Unnamed: 0,label,SMS,p_spam,p_ham,classification,correctness
293,ham,A Boy loved a gal. He propsd bt she didnt mind...,0.0,0.0,Needs human check,Not decided
152,ham,Unlimited texts. Limited minutes.,1.385268e-12,1.054585e-11,Spam,Incorrect
159,ham,26th OF JULY,1.319153e-12,5.32843e-12,Spam,Incorrect
284,ham,Nokia phone is lovly..,3.341645e-10,3.230228e-09,Spam,Incorrect
302,ham,No calls..messages..missed calls,3.030822e-18,9.486266e-18,Spam,Incorrect
319,ham,We have sent JD for Customer Service cum Accou...,1.386787e-60,2.949867e-58,Spam,Incorrect
114,spam,Not heard from U4 a while. Call me now am here...,1.181554e-84,1.999536e-94,Not Spam,Incorrect
135,spam,More people are dogging in your area now. Call...,2.0353389999999998e-78,1.0041889999999999e-78,Not Spam,Incorrect
504,spam,Oh my god! I've found your number again! I'm s...,1.627774e-66,2.637158e-73,Not Spam,Incorrect
546,spam,"Hi babe its Chloe, how r u? I was smashed on s...",5.839167e-95,4.0536029999999997e-100,Not Spam,Incorrect


It is interesting to see those examples in according to the classification done by the algorithm. Some messages are quite close to eachother, but other have an `E-61` and `E-71` which means that there is a difference of 10,000,000,000 between them.

The example where correctness was `Not decided` is quite straightforward, since the probabilities are equal to each other. Or so it may seem, since there could be that the multiplication of so many small words went beyond computer's ability to handle and show them. Since it is just 1 of the 5k messages, we can go over it.

Let's now calculate the accuracy of our classifier using another method

In [37]:
total = len(df_test)
spam_total = len(df_test[df_test['label'] == 'spam'])
nonspam_total = len(df_test[df_test['label'] == 'ham'])

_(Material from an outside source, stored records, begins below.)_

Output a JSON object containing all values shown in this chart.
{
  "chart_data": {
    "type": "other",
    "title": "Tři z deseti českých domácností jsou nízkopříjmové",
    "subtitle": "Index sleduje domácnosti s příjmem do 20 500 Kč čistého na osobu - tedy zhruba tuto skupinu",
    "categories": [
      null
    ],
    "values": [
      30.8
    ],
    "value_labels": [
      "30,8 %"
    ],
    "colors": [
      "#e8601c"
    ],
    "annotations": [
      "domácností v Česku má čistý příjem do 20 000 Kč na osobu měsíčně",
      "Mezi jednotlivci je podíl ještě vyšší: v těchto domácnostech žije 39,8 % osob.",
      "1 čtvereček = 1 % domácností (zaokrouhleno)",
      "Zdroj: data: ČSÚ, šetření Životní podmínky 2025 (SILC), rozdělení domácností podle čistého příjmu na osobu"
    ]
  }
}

# Count the correctly classified messages
correct_spam_total = len(df_test[(df_test['label'] == 'spam') & (df_test['classification'] == 'Spam')])
correct_nonspam_total = len(df_test[(df_test['label'] == 'ham') & (df_test['classification'] == 'Not Spam')])
correct_total = correct_spam_total + correct_nonspam_total

#Calculate the accuracy
accuracy_overall = correct_total / total
accuracy_spam = correct_spam_total / spam_total
accuracy_nonspam = correct_nonspam_total / nonspam_total

print("Overall accuracy is {:.2%}".format(accuracy_overall))
print("Accuracy for spam messages is {:.2%}".format(accuracy_spam))
print("Accuracy for non-spam messages is {:.2%}".format(accuracy_nonspam))

Overall accuracy is 98.74%
Accuracy for spam messages is 94.56%
Accuracy for non-spam messages is 99.38%


The overall accuracy is almost 99% for the messages in test set. That is a quite good score and I am pleased with it.

As we could have seen with the spam messages above, they can get pretty well at creating a message so that it passes a spam filter. With the current accuracy, a spam filter still has 5.44% chances of passing as non-spam.

# Conclusion and next steps

The project's aim was to build a spam filter for SMS messages using the Naive Bayes algorithm. We processed a dataset of approx. 5000 SMS, we split it in train and test datasets, we cleaned the data and used individual word in the training set to create a vocabulary of words, on which we applied Naive Bayes algorithm to calculate the probability that a message would be `spam` or `ham`. From my personal experience, a model accuracy of 80% and above is good but the accuracy of this algorithm has been close to 99%.

## Next steps


- Isolate the 14 messages that were classified incorrectly and try to figure out why the algorithm reached the wrong conclusions.
- Make the filtering process more complex by making the algorithm sensitive to letter case.


I will get back to this project at later stage, while now I have to get to finish another project about K-Means Clustering.